When You Open Your Eyes, by Celeste Conway

In the exotic setting of the expatriot community of Buenos Aires, Tessa and her friends live fun, but dangerous lives of parties in seedy tango bars, chauffeurs, and drugs and alcohol.  While Tessa thinks she knows what she is doing, she finds herself head over heels infatuated with a smoldering and disturbed French boy named Lucien.  She's the daughter of the legal attache to the US Embassy and he's the son of the cultural attache of the French Embassy.  Together, they make beautiful art and steamier romance.  But Lucien is a troubled young man and his needs may be a bit too much for Tessa to cope with.

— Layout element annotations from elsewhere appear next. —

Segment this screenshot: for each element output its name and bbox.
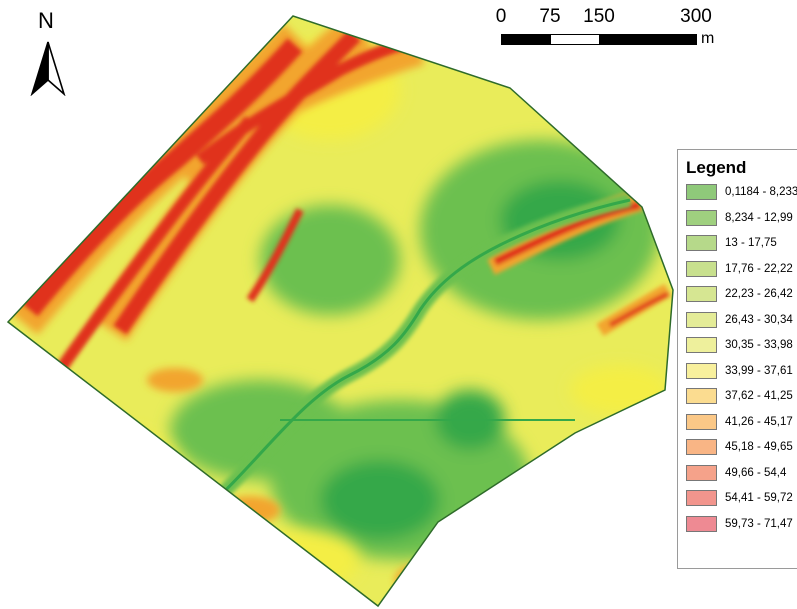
legend-label: 17,76 - 22,22 <box>725 262 793 275</box>
channel-line <box>203 198 631 512</box>
legend-item: 26,43 - 30,34 <box>686 310 793 330</box>
legend-item: 22,23 - 26,42 <box>686 284 793 304</box>
south-patch-2 <box>395 564 445 596</box>
legend-item: 41,26 - 45,17 <box>686 412 793 432</box>
legend-item: 30,35 - 33,98 <box>686 335 793 355</box>
scale-unit: m <box>701 30 715 47</box>
legend-label: 49,66 - 54,4 <box>725 466 787 479</box>
legend-label: 8,234 - 12,99 <box>725 211 793 224</box>
ridge-core-1 <box>22 38 303 317</box>
green-zone-center <box>260 205 400 315</box>
scale-bar: 0 75 150 300 m <box>493 6 723 50</box>
legend-swatch <box>686 260 717 277</box>
legend-item: 49,66 - 54,4 <box>686 463 786 483</box>
legend-item: 13 - 17,75 <box>686 233 777 253</box>
yellow-zone-southwest <box>240 530 360 590</box>
legend-swatch <box>686 184 717 200</box>
yellow-zone-west <box>60 430 180 510</box>
ridge-core-2 <box>55 116 255 374</box>
legend-label: 13 - 17,75 <box>725 237 777 249</box>
scale-segment-1 <box>501 34 551 45</box>
south-patch-1 <box>220 496 280 524</box>
yellow-zone-east <box>570 365 670 415</box>
east-ridge-core <box>493 201 641 266</box>
legend-item: 0,1184 - 8,233 <box>686 182 797 202</box>
scale-label-0: 0 <box>495 6 507 27</box>
steep-ridge-cores <box>22 29 422 374</box>
legend-item: 54,41 - 59,72 <box>686 488 793 508</box>
legend-label: 26,43 - 30,34 <box>725 313 793 326</box>
north-label: N <box>38 8 54 33</box>
legend-label: 0,1184 - 8,233 <box>725 186 797 198</box>
southwest-patch <box>147 368 203 392</box>
legend-swatch <box>686 311 717 328</box>
legend-swatch <box>686 413 717 430</box>
legend-swatch <box>686 388 717 404</box>
ridge-core-3 <box>113 29 361 335</box>
legend-item: 59,73 - 71,47 <box>686 514 793 534</box>
legend-swatch <box>686 286 717 302</box>
legend-label: 30,35 - 33,98 <box>725 339 793 351</box>
scale-segment-3 <box>599 34 697 45</box>
legend-swatch <box>686 490 717 506</box>
north-arrow-icon <box>30 41 66 96</box>
legend-swatch <box>686 439 717 455</box>
scale-label-150: 150 <box>583 6 615 27</box>
legend-label: 54,41 - 59,72 <box>725 492 793 504</box>
legend-label: 41,26 - 45,17 <box>725 415 793 428</box>
study-area-boundary <box>6 15 674 608</box>
legend-swatch <box>686 362 717 379</box>
east-slope-core <box>608 291 670 328</box>
legend-item: 17,76 - 22,22 <box>686 259 793 279</box>
legend-swatch <box>686 209 717 226</box>
legend-item: 37,62 - 41,25 <box>686 386 793 406</box>
legend-label: 37,62 - 41,25 <box>725 390 793 402</box>
legend-label: 45,18 - 49,65 <box>725 441 793 453</box>
green-core-south <box>320 460 440 540</box>
drainage-channel <box>200 193 632 516</box>
legend-swatch <box>686 515 717 532</box>
legend: Legend 0,1184 - 8,233 8,234 - 12,99 13 - 1… <box>677 149 797 569</box>
legend-item: 8,234 - 12,99 <box>686 208 793 228</box>
legend-item: 45,18 - 49,65 <box>686 437 793 457</box>
scale-label-75: 75 <box>539 6 561 27</box>
legend-label: 59,73 - 71,47 <box>725 517 793 530</box>
legend-swatch <box>686 235 717 251</box>
legend-item: 33,99 - 37,61 <box>686 361 793 381</box>
legend-label: 33,99 - 37,61 <box>725 364 793 377</box>
legend-title: Legend <box>686 158 747 177</box>
ridge-core-5 <box>246 208 304 303</box>
legend-swatch <box>686 337 717 353</box>
scale-segment-2 <box>550 34 600 45</box>
legend-label: 22,23 - 26,42 <box>725 288 793 300</box>
legend-swatch <box>686 464 717 481</box>
scale-label-300: 300 <box>680 6 712 27</box>
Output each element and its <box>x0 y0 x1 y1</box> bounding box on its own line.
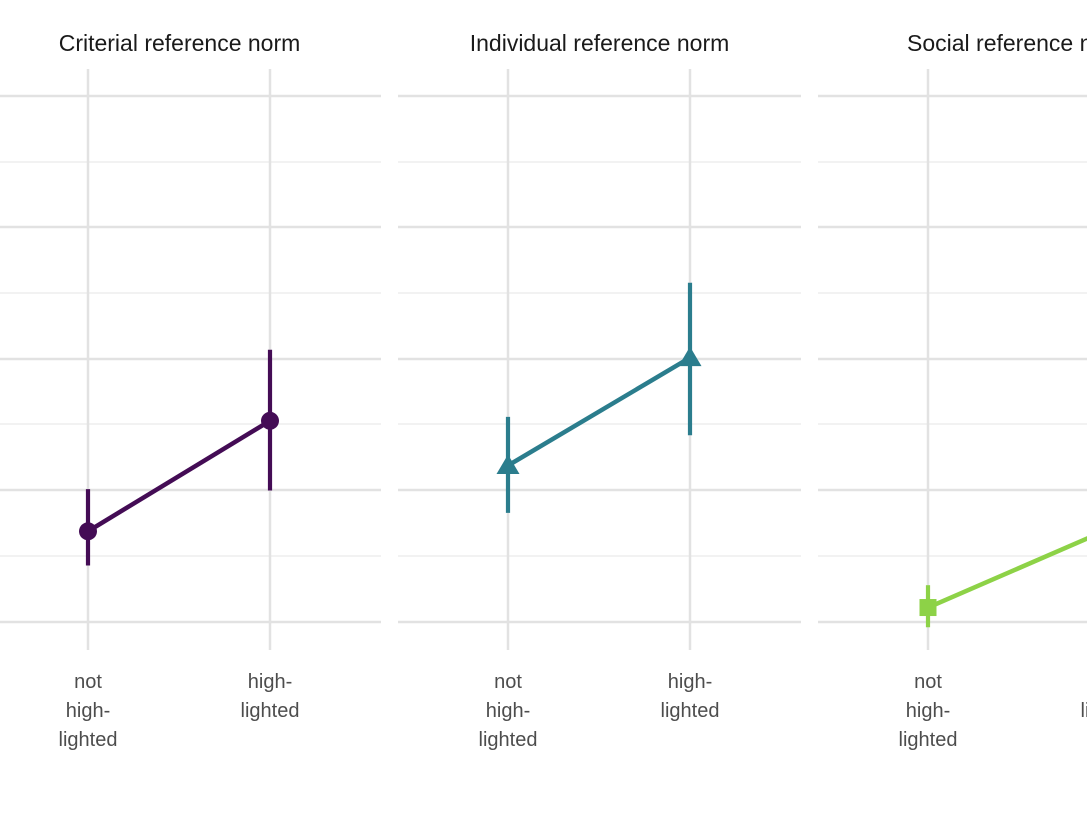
panel-criterial-reference-norm: Criterial reference norm not high- light… <box>0 0 381 815</box>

As anyone who's ever tried to "help" a friend who really needed professional help knows, it's easy to fall into the trap of going from being a good friend to being in too deep.  And when love and lust are involved (never mind throwing in an exotic locale), it's easy to get sucked in.  Conway does a good job of showing that trap slowly forming and of showing how easy it is for Tess to get trapped.  She also does an amazing job with the setting, depicting with great detail what life in Argentina is like for an expatriot teen.  What works less well for me is the story itself, which heads in one particular direction for the first 264 pages, but shifts to a completely different trajectory in the last 40 or so.  The split is so dramatic that it is basically like reading a different book.  I felt cheated out of my "original" story.  It's certainly foreshadowed so I can't complain that it came from nowhere, but the complete abandonment of the central characters and core plot elements makes the ending feel orphaned.